Las joyas tintineaban suavemente mientras se inclinaban: anillos chocando contra anillos, cadenas rozando collares enjoyados.
Sus gestos eran gráciles, practicados, las reverencias de gente que se había pasado la vida representando lealtad.
Pero mientras que los mayores mantenían su perfecta compostura, no se podía decir lo mismo de los que estaban detrás de ellos.
Sus jóvenes herederos apenas podían contenerse.
Los susurros estallaban como chispas entre ellos, voces emocionadas que se escapaban del cuidadoso silencio que sus padres intentaban mantener.
Sus ojos no estaban en el Rey, ni en la corte, estaban fijos en el recién nacido Nacido de Dragón.
Había una razón para su emoción.
Una tradición más antigua que el propio reino seguía a cada Rito del Dragón exitoso…
Al otro extremo del salón, cerca de la enorme estatua de Tiamat, se encontraban los Siete Miembros del Consejo.
Sus ropajes llevaban los símbolos de las grandes casas, mostrando que cada uno de ellos representaba a sus respectivas casas en los asuntos del reino.
Su presencia portaba el peso del propio reino.
Por un momento, Spike creyó que lo peor podría haber pasado.
Quizás la nobleza empezaba a aceptarlo.
Pero entonces sus ojos azul medianoche se detuvieron en un hombre.
Morgant.
El consejero permanecía perfectamente inmóvil entre los demás.
Su largo pelo negro estaba atado en una coleta baja impecable, sin un solo mechón fuera de lugar.
Sus túnicas eran oscuras e inmaculadas, y su rostro estaba tallado con la misma fría quietud que las estatuas de mármol que lo rodeaban.

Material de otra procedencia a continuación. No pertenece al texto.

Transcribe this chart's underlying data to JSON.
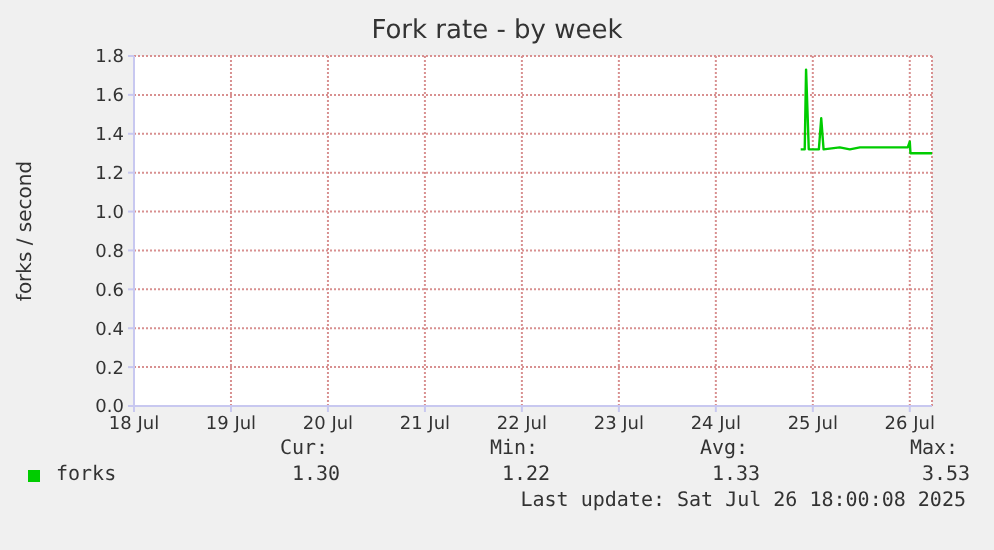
{
  "chart_data": {
    "type": "line",
    "title": "Fork rate - by week",
    "ylabel": "forks / second",
    "x": [
      "2025-07-24T21:00",
      "2025-07-24T22:00",
      "2025-07-24T22:20",
      "2025-07-24T23:00",
      "2025-07-25T01:30",
      "2025-07-25T02:05",
      "2025-07-25T02:40",
      "2025-07-25T06:40",
      "2025-07-25T09:10",
      "2025-07-25T11:40",
      "2025-07-25T16:40",
      "2025-07-25T21:30",
      "2025-07-25T23:30",
      "2025-07-26T00:00",
      "2025-07-26T00:10",
      "2025-07-26T02:30",
      "2025-07-26T05:30"
    ],
    "series": [
      {
        "name": "forks",
        "color": "#00cc00",
        "values": [
          1.32,
          1.32,
          1.73,
          1.32,
          1.32,
          1.48,
          1.32,
          1.33,
          1.32,
          1.33,
          1.33,
          1.33,
          1.33,
          1.36,
          1.3,
          1.3,
          1.3
        ]
      }
    ],
    "xlim": [
      "2025-07-18T00:00",
      "2025-07-26T05:30"
    ],
    "xticks": [
      {
        "value": "2025-07-18",
        "label": "18 Jul"
      },
      {
        "value": "2025-07-19",
        "label": "19 Jul"
      },
      {
        "value": "2025-07-20",
        "label": "20 Jul"
      },
      {
        "value": "2025-07-21",
        "label": "21 Jul"
      },
      {
        "value": "2025-07-22",
        "label": "22 Jul"
      },
      {
        "value": "2025-07-23",
        "label": "23 Jul"
      },
      {
        "value": "2025-07-24",
        "label": "24 Jul"
      },
      {
        "value": "2025-07-25",
        "label": "25 Jul"
      },
      {
        "value": "2025-07-26",
        "label": "26 Jul"
      }
    ],
    "ylim": [
      0,
      1.8
    ],
    "yticks": [
      {
        "value": 0,
        "label": "0.0"
      },
      {
        "value": 0.2,
        "label": "0.2"
      },
      {
        "value": 0.4,
        "label": "0.4"
      },
      {
        "value": 0.6,
        "label": "0.6"
      },
      {
        "value": 0.8,
        "label": "0.8"
      },
      {
        "value": 1,
        "label": "1.0"
      },
      {
        "value": 1.2,
        "label": "1.2"
      },
      {
        "value": 1.4,
        "label": "1.4"
      },
      {
        "value": 1.6,
        "label": "1.6"
      },
      {
        "value": 1.8,
        "label": "1.8"
      }
    ],
    "grid": true,
    "legend": "bottom",
    "marker": "none",
    "line_style": "solid",
    "annotations": [
      "Cur:",
      "1.30",
      "Min:",
      "1.22",
      "Avg:",
      "1.33",
      "Max:",
      "3.53",
      "Last update: Sat Jul 26 18:00:08 2025"
    ]
  }
}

Mientras los otros miembros del consejo lucían sonrisas de ceremonia y aprobación… los ojos de Morgant no contenían más que desprecio.
El hombre se inclinó ligeramente hacia uno de los nobles a su lado, su voz baja pero lo suficientemente afilada como para cortar.
—Así que… el Rey por fin ha producido a su Primer Dracónido.
Sus labios se curvaron ligeramente.
—Nacido de un vientre contaminado de miserables y mezquinos vulgares.
¡Hmph!
Patético.
La mirada de Morgant se desvió hacia Spike, como si examinara una joya defectuosa.
—Puede que el Rey haya bañado a este chico en la sangre de un dios… Pero un medio sangre sigue siendo un medio sangre.